CREATE TABLE object_values (
object_value_id INT PRIMARY KEY,
object_id INT,
value FLOAT,
date_time DATETIME,
INDEX (object_id)
);
CREATE TABLE object_relations (
object_group_id INT,
object_id INT,
INDEX (object_group_id, object_id)
);
There is a many-to-one relationship -- many object values per one object (150 object values on average per object)
I want to get the last object value (determined by date_time field) for each object_id based on the object_group_id.
Current Query:
SELECT a.`object_id`, a.`value`
FROM `object_values` AS a
LEFT JOIN `object_relations` AS b
ON ( a.`object_id` = b.`object_id` )
WHERE b.`object_group_id` = 105
ORDER BY a.`date_time` DESC
This pulls back all the records -- if I do a GROUP BY a.object_id then the ORDER BY gets ignored
I have tried a series of variations -- and I apologize as I know this is a common question, but trying the other solutions hasn't quite worked so far. Any help would greatly appreciated.

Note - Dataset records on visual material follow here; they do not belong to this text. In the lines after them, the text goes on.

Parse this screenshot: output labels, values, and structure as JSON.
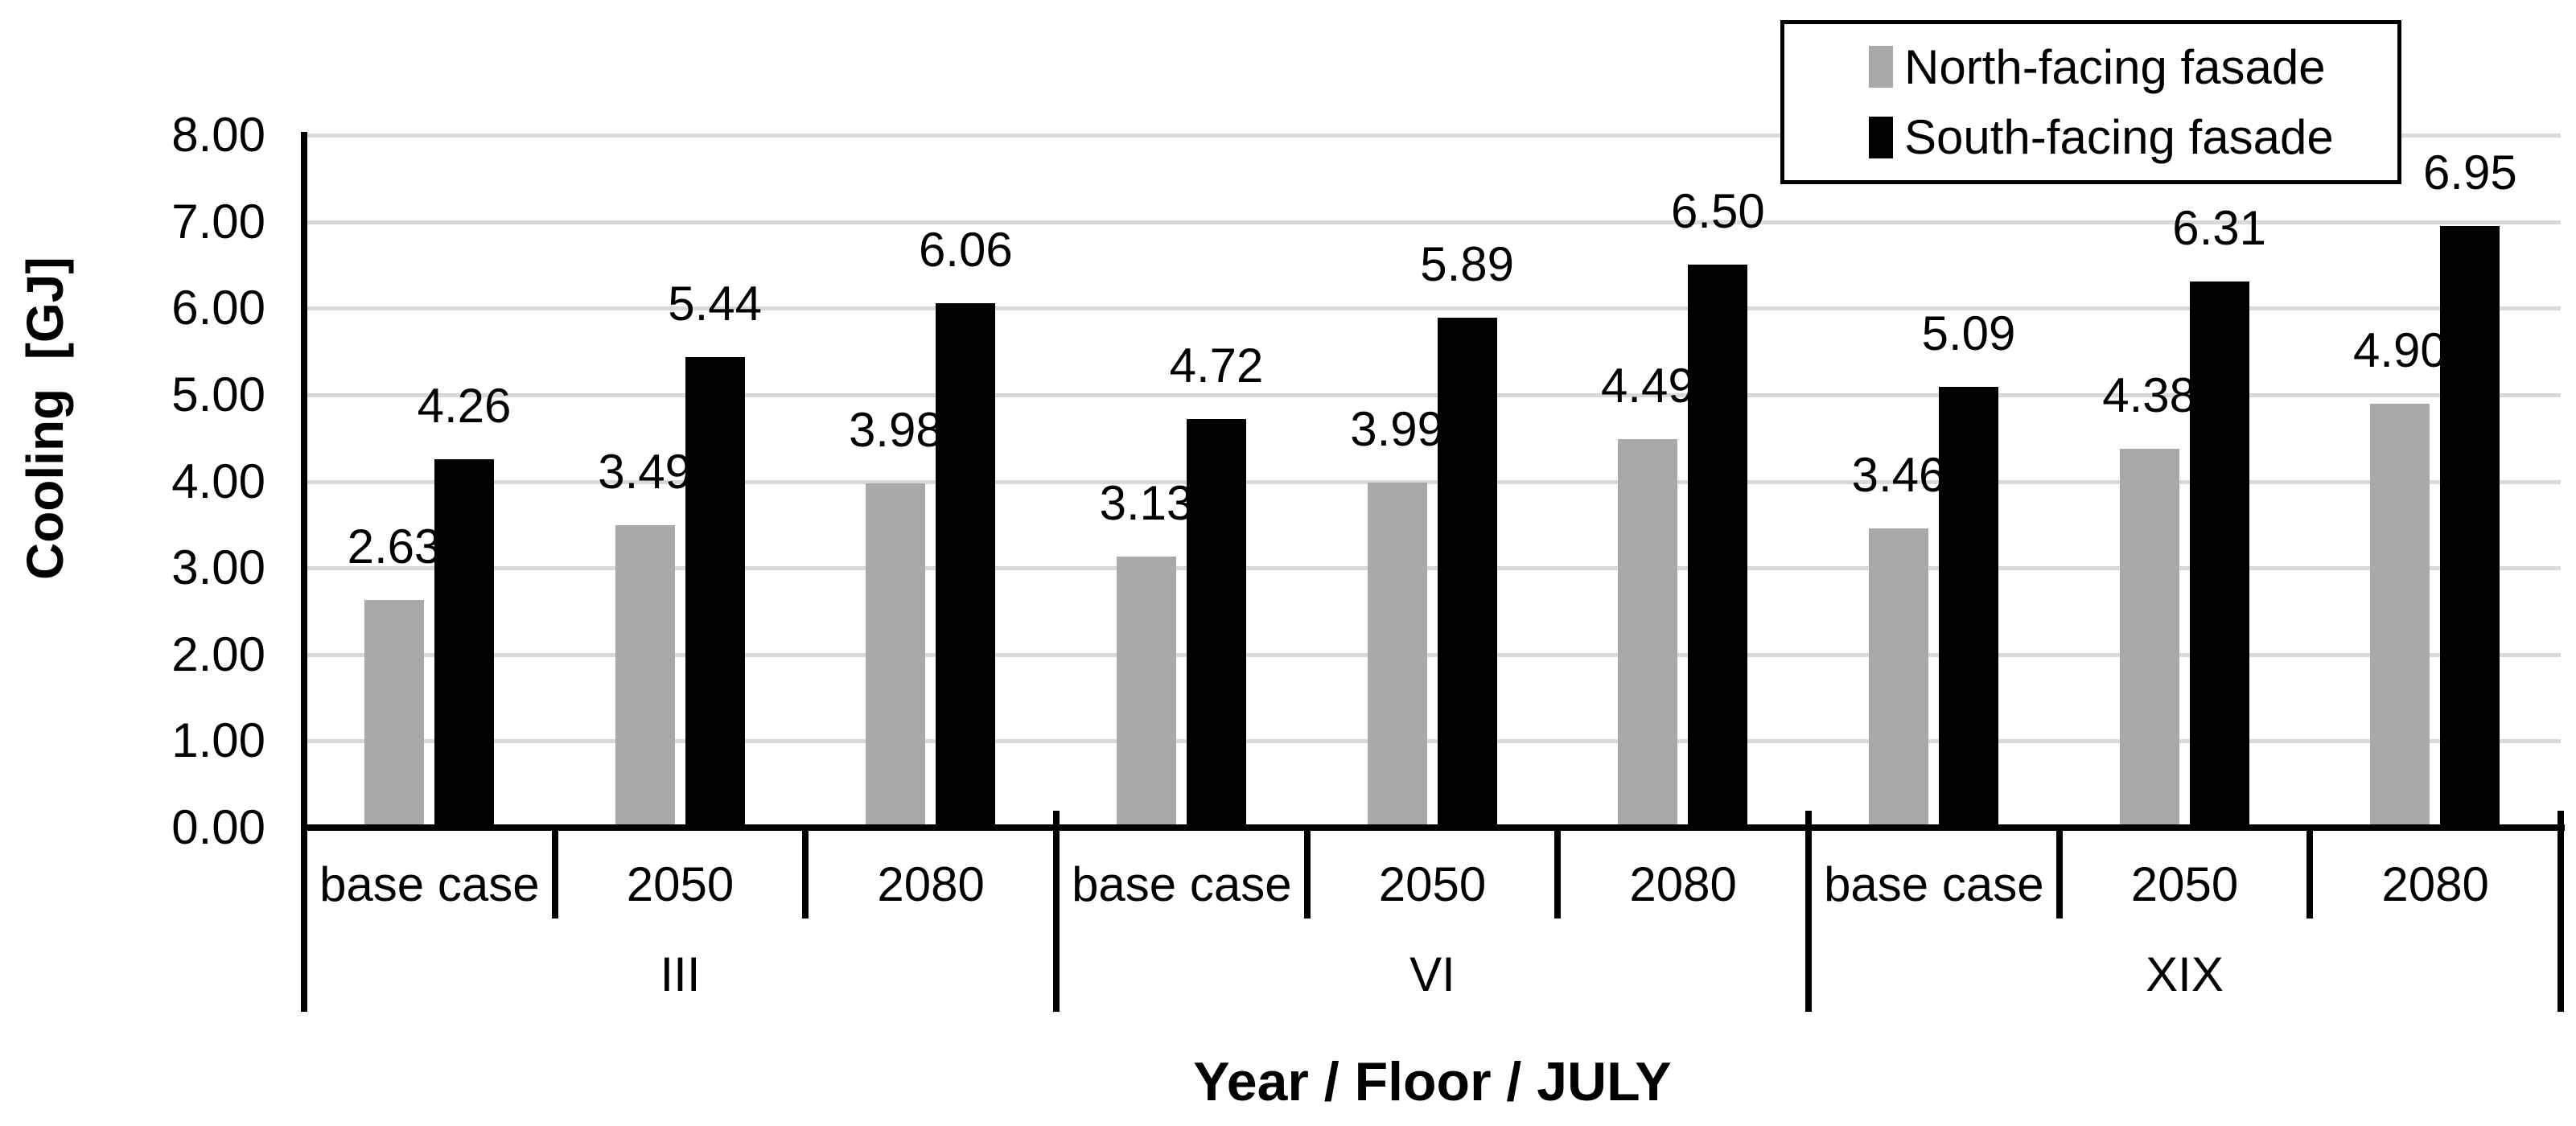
{
  "chart_data": {
    "type": "bar",
    "title": "",
    "y_axis": {
      "title": "Cooling  [GJ]",
      "min": 0,
      "max": 8,
      "step": 1,
      "tick_decimals": 2,
      "tick_labels": [
        "0.00",
        "1.00",
        "2.00",
        "3.00",
        "4.00",
        "5.00",
        "6.00",
        "7.00",
        "8.00"
      ]
    },
    "x_axis": {
      "title": "Year / Floor / JULY"
    },
    "grid": true,
    "data_labels": true,
    "data_label_decimals": 2,
    "groups": [
      {
        "label": "III",
        "categories": [
          "base case",
          "2050",
          "2080"
        ]
      },
      {
        "label": "VI",
        "categories": [
          "base case",
          "2050",
          "2080"
        ]
      },
      {
        "label": "XIX",
        "categories": [
          "base case",
          "2050",
          "2080"
        ]
      }
    ],
    "series": [
      {
        "name": "North-facing fasade",
        "color": "#a9a9a9",
        "values": [
          2.63,
          3.49,
          3.98,
          3.13,
          3.99,
          4.49,
          3.46,
          4.38,
          4.9
        ]
      },
      {
        "name": "South-facing fasade",
        "color": "#000000",
        "values": [
          4.26,
          5.44,
          6.06,
          4.72,
          5.89,
          6.5,
          5.09,
          6.31,
          6.95
        ]
      }
    ],
    "legend": {
      "position": "top-right"
    }
  },
  "colors": {
    "background": "#ffffff",
    "gridline": "#d9d9d9",
    "axis": "#000000",
    "bar_north": "#a9a9a9",
    "bar_south": "#000000"
  }
}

Some of the solutions came back with results about 70 seconds later -- this is a large system so needs to be a bit faster.
SELECT a.object_id, a.`value`
FROM object_values a JOIN object_relations b
ON a.object_id = b.object_id
JOIN (
SELECT a.object_id, MAX(a.date_time) MaxTime
FROM object_relations b JOIN object_values a
ON a.object_id = b.object_id
WHERE b.`object_group_id` = 105
GROUP BY a.object_id
) g ON a.object_id = g.object_id AND a.date_time = g.MaxTime
WHERE b.`object_group_id` = 105
GROUP BY a.object_id
You can omit the final GROUP BY if there will never be duplicate date_time in a single group.
Try this version without a group by, using a sub-query to pull the max date for each object:
SELECT a.`object_id`, a.`value`
FROM `object_relations` b
JOIN `object_values` a
ON b.`object_id` = a.`object_id`
AND b.`object_group_id` = 105
WHERE a.`date_time` = (select MAX(date_time) from object_values where object_id = a.object_id)
The left join was unneeded since you specified the group ID in the where clause, so I made the group the main table in the join. This could be done several ways. The sub query could also be moved to the join clause if WHERE is just changed to AND.